Richard Nieva Former senior reporter
Richard Nieva was a senior reporter for CNET News, focusing on Google and Yahoo. He previously worked for PandoDaily and Fortune Magazine, and his writing has appeared in The New York Times, on CNNMoney.com and on CJR.org.
Richard Nieva
2 min read
Jelly, Screenshot: Richard Nieva/CNET
Twitter co-founder Biz Stone has unveiled his new, highly-anticipated project: a question and answer service for mobile that allows users to search for answers using their friends instead of algorithms.

In a blog post, the company explained the idea: It's a question accompanied by a photo. For example, a user who spots something unusual can snap a picture, circle the befuddling object, and ask friends -- who are other Jelly users -- from social networks what it is. The thinking is that if no direct friends know, maybe a friend of a friend does. Users can also pass on other people's queries through text.

On the other end of that query are contacts logged onto the service who see the photo and question. People who know the answer can reply or swipe down to show the query again later.

The company even gives a slight callback to Stone's Twitter days when it explains Jelly's photo functions. "In a world where 140 characters is considered a maximum length, a picture really is worth a thousand words," the blog post reads.

The bet on photos is looking more and more like a safe one these days. Snapchat and Instagram are immensely popular, with engaged daily users. "Photos are what make mobile, mobile," Stone told CNET. "Without cameras, smartphones would just be little computers."

It's natural to make the comparison between Jelly and other Q and A platforms like Quora, Cha Cha, and Yahoo Answers.
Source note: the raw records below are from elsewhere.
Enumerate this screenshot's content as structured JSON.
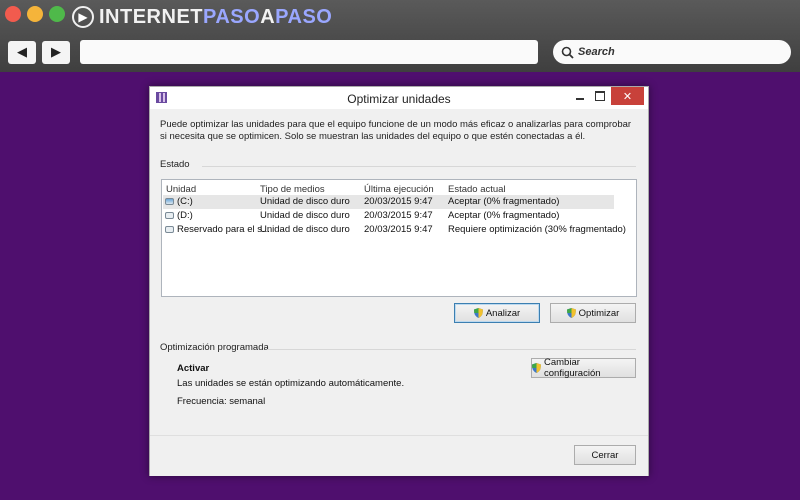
{
  "browser": {
    "logo": {
      "part_a": "INTERNET",
      "part_b": "PASO",
      "part_c": "A",
      "part_d": "PASO"
    },
    "search": {
      "placeholder": "Search"
    }
  },
  "window": {
    "title": "Optimizar unidades",
    "description": "Puede optimizar las unidades para que el equipo funcione de un modo más eficaz o analizarlas para comprobar si necesita que se optimicen. Solo se muestran las unidades del equipo o que estén conectadas a él.",
    "status_section": "Estado",
    "columns": [
      "Unidad",
      "Tipo de medios",
      "Última ejecución",
      "Estado actual"
    ],
    "drives": [
      {
        "unit": "(C:)",
        "type": "Unidad de disco duro",
        "last_run": "20/03/2015 9:47",
        "status": "Aceptar (0% fragmentado)"
      },
      {
        "unit": "(D:)",
        "type": "Unidad de disco duro",
        "last_run": "20/03/2015 9:47",
        "status": "Aceptar (0% fragmentado)"
      },
      {
        "unit": "Reservado para el s...",
        "type": "Unidad de disco duro",
        "last_run": "20/03/2015 9:47",
        "status": "Requiere optimización (30% fragmentado)"
      }
    ],
    "analyze_button": "Analizar",
    "optimize_button": "Optimizar",
    "scheduled_section": "Optimización programada",
    "scheduled_state": "Activar",
    "scheduled_desc": "Las unidades se están optimizando automáticamente.",
    "frequency": "Frecuencia: semanal",
    "change_config_button": "Cambiar configuración",
    "close_button": "Cerrar"
  },
  "colors": {
    "background": "#4f0f6e",
    "close_red": "#c8413a",
    "accent_blue": "#3c7fb1"
  }
}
But there are certainly differences. For example, because of the mobile experience of Jelly, "it actively discourages conversation. If you don't know, it disappears forever," Stone said. "If you want to have a long discussion of what it's like to work at a certain place, Jelly's not the place to go." (That place would be Quora.)
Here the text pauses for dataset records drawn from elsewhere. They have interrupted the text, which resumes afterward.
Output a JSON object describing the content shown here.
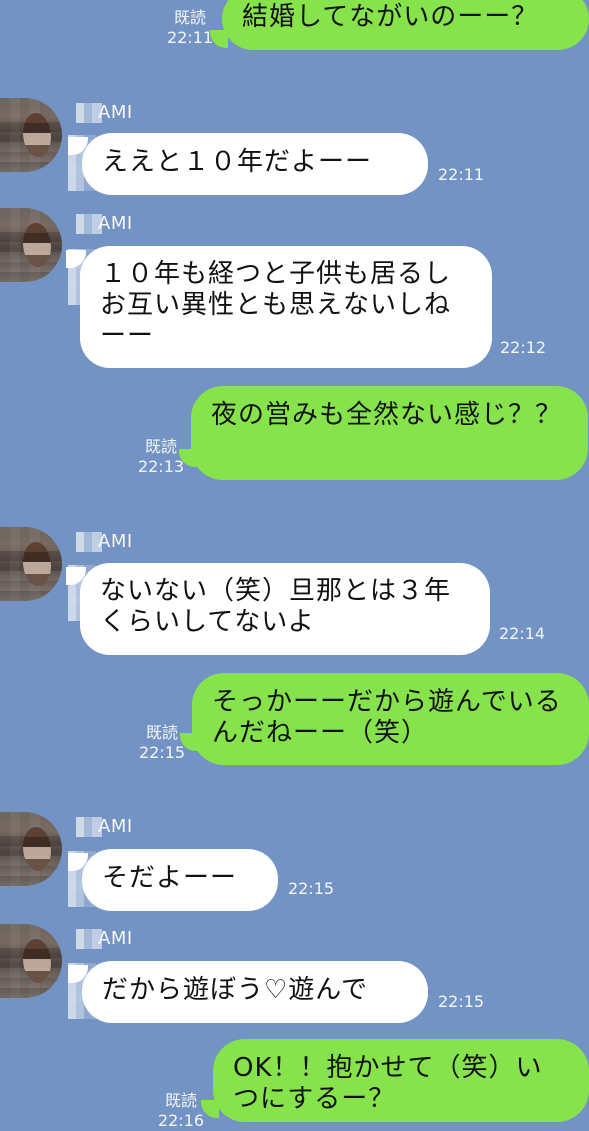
{
  "messages": [
    {
      "direction": "outgoing",
      "text": "結婚してながいのーー？",
      "read": "既読",
      "time": "22:11"
    },
    {
      "direction": "incoming",
      "name": "AMI",
      "text": "ええと１０年だよーー",
      "time": "22:11"
    },
    {
      "direction": "incoming",
      "name": "AMI",
      "text": "１０年も経つと子供も居るしお互い異性とも思えないしねーー",
      "time": "22:12"
    },
    {
      "direction": "outgoing",
      "text": "夜の営みも全然ない感じ？？",
      "read": "既読",
      "time": "22:13"
    },
    {
      "direction": "incoming",
      "name": "AMI",
      "text": "ないない（笑）旦那とは３年くらいしてないよ",
      "time": "22:14"
    },
    {
      "direction": "outgoing",
      "text": "そっかーーだから遊んでいるんだねーー（笑）",
      "read": "既読",
      "time": "22:15"
    },
    {
      "direction": "incoming",
      "name": "AMI",
      "text": "そだよーー",
      "time": "22:15"
    },
    {
      "direction": "incoming",
      "name": "AMI",
      "text": "だから遊ぼう♡遊んで",
      "time": "22:15"
    },
    {
      "direction": "outgoing",
      "text": "OK！！抱かせて（笑）いつにするー？",
      "read": "既読",
      "time": "22:16"
    }
  ],
  "colors": {
    "background": "#7293c3",
    "incoming_bubble": "#ffffff",
    "outgoing_bubble": "#86e34c",
    "meta_text": "#ffffff"
  }
}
The company is quick to note in its introductory blog post that all of this is a specific form of search. And when viewed through that lens, Jelly is just the latest example of tech companies trying to shake up traditional search. Apple is said to be devoting more resources to Siri. Its acquisition of social media analytics firm Topsy could help that effort. And Yahoo plans to revamp its search efforts with more of a focus on personalization.

Stone makes a distinction between simple information retrieval and what Jelly does. Where does his company sit in comparison to traditional search? "It's somewhere alongside or parallel to it," he says. "And it couldn't have existed until recently."
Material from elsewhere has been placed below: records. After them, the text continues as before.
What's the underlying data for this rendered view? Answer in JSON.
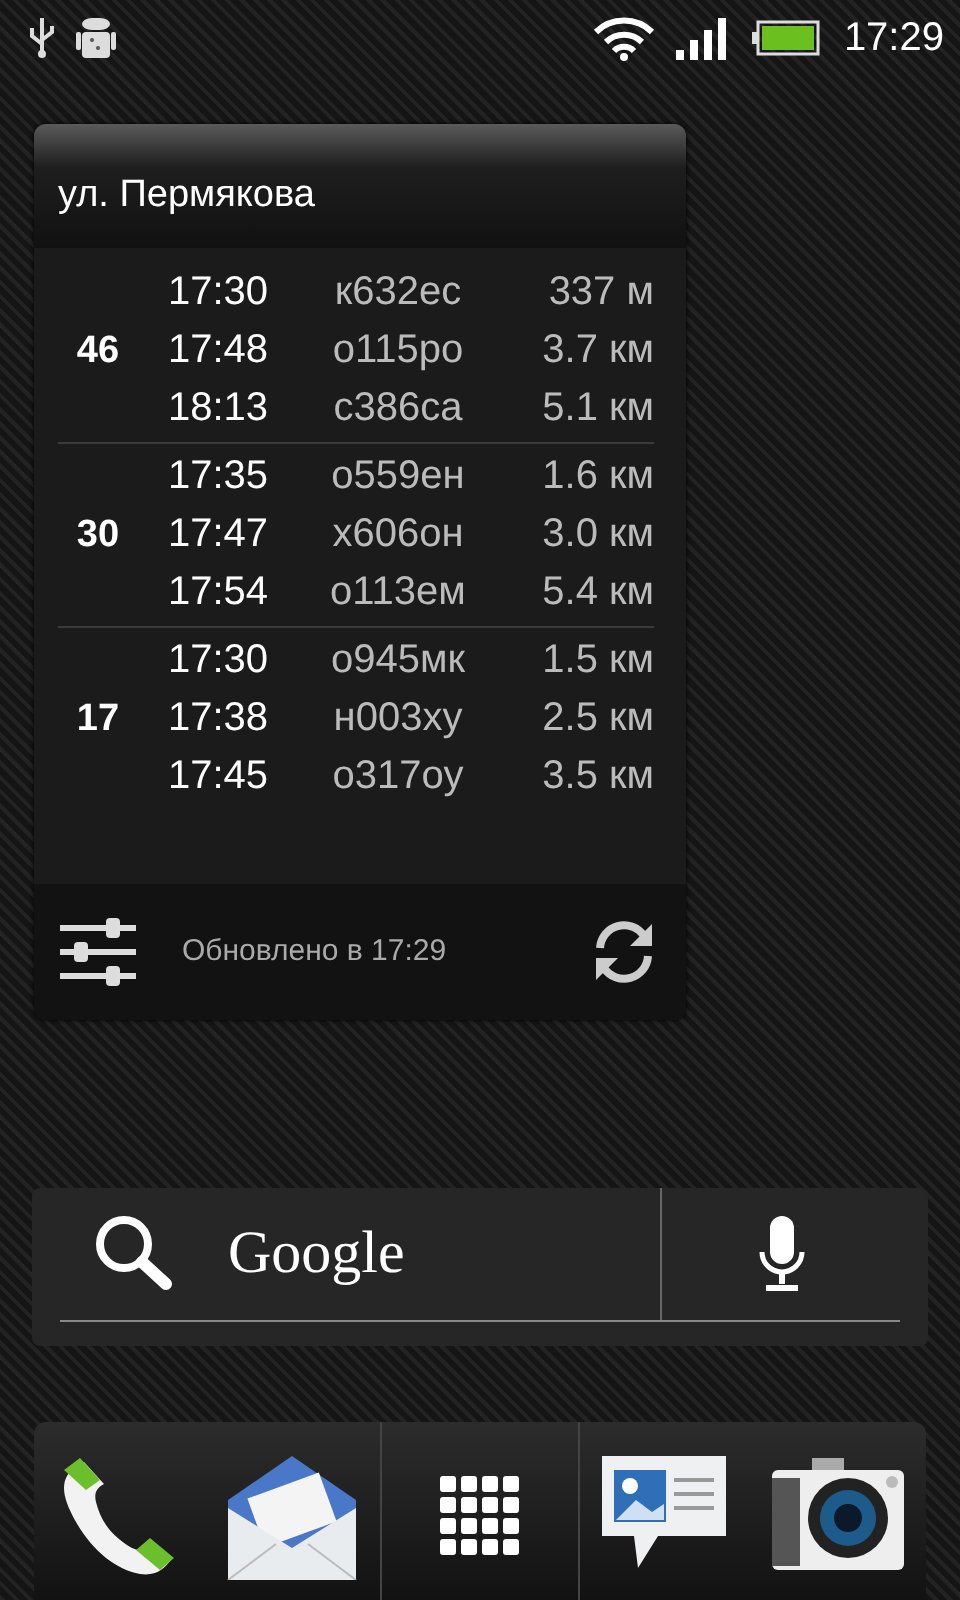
{
  "status_bar": {
    "time": "17:29"
  },
  "widget": {
    "title": "ул. Пермякова",
    "routes": [
      {
        "number": "46",
        "arrivals": [
          {
            "time": "17:30",
            "plate": "к632ес",
            "distance": "337 м"
          },
          {
            "time": "17:48",
            "plate": "о115ро",
            "distance": "3.7 км"
          },
          {
            "time": "18:13",
            "plate": "с386са",
            "distance": "5.1 км"
          }
        ]
      },
      {
        "number": "30",
        "arrivals": [
          {
            "time": "17:35",
            "plate": "о559ен",
            "distance": "1.6 км"
          },
          {
            "time": "17:47",
            "plate": "х606он",
            "distance": "3.0 км"
          },
          {
            "time": "17:54",
            "plate": "о113ем",
            "distance": "5.4 км"
          }
        ]
      },
      {
        "number": "17",
        "arrivals": [
          {
            "time": "17:30",
            "plate": "о945мк",
            "distance": "1.5 км"
          },
          {
            "time": "17:38",
            "plate": "н003ху",
            "distance": "2.5 км"
          },
          {
            "time": "17:45",
            "plate": "о317оу",
            "distance": "3.5 км"
          }
        ]
      }
    ],
    "updated": "Обновлено в 17:29"
  },
  "search_widget": {
    "logo": "Google"
  }
}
There may be other uses for the service as well. A tool that lets users snap a picture then get instant feedback from friends could end up being very intriguing for a marketer in some permutation. Stone didn't rule out this type of business application as something the company could explore "down the line," but emphasized that he's more focused on trying to first give users a valuable experience.

Update, 4:40 p.m. PT: Adds comments from co-founder Biz Stone.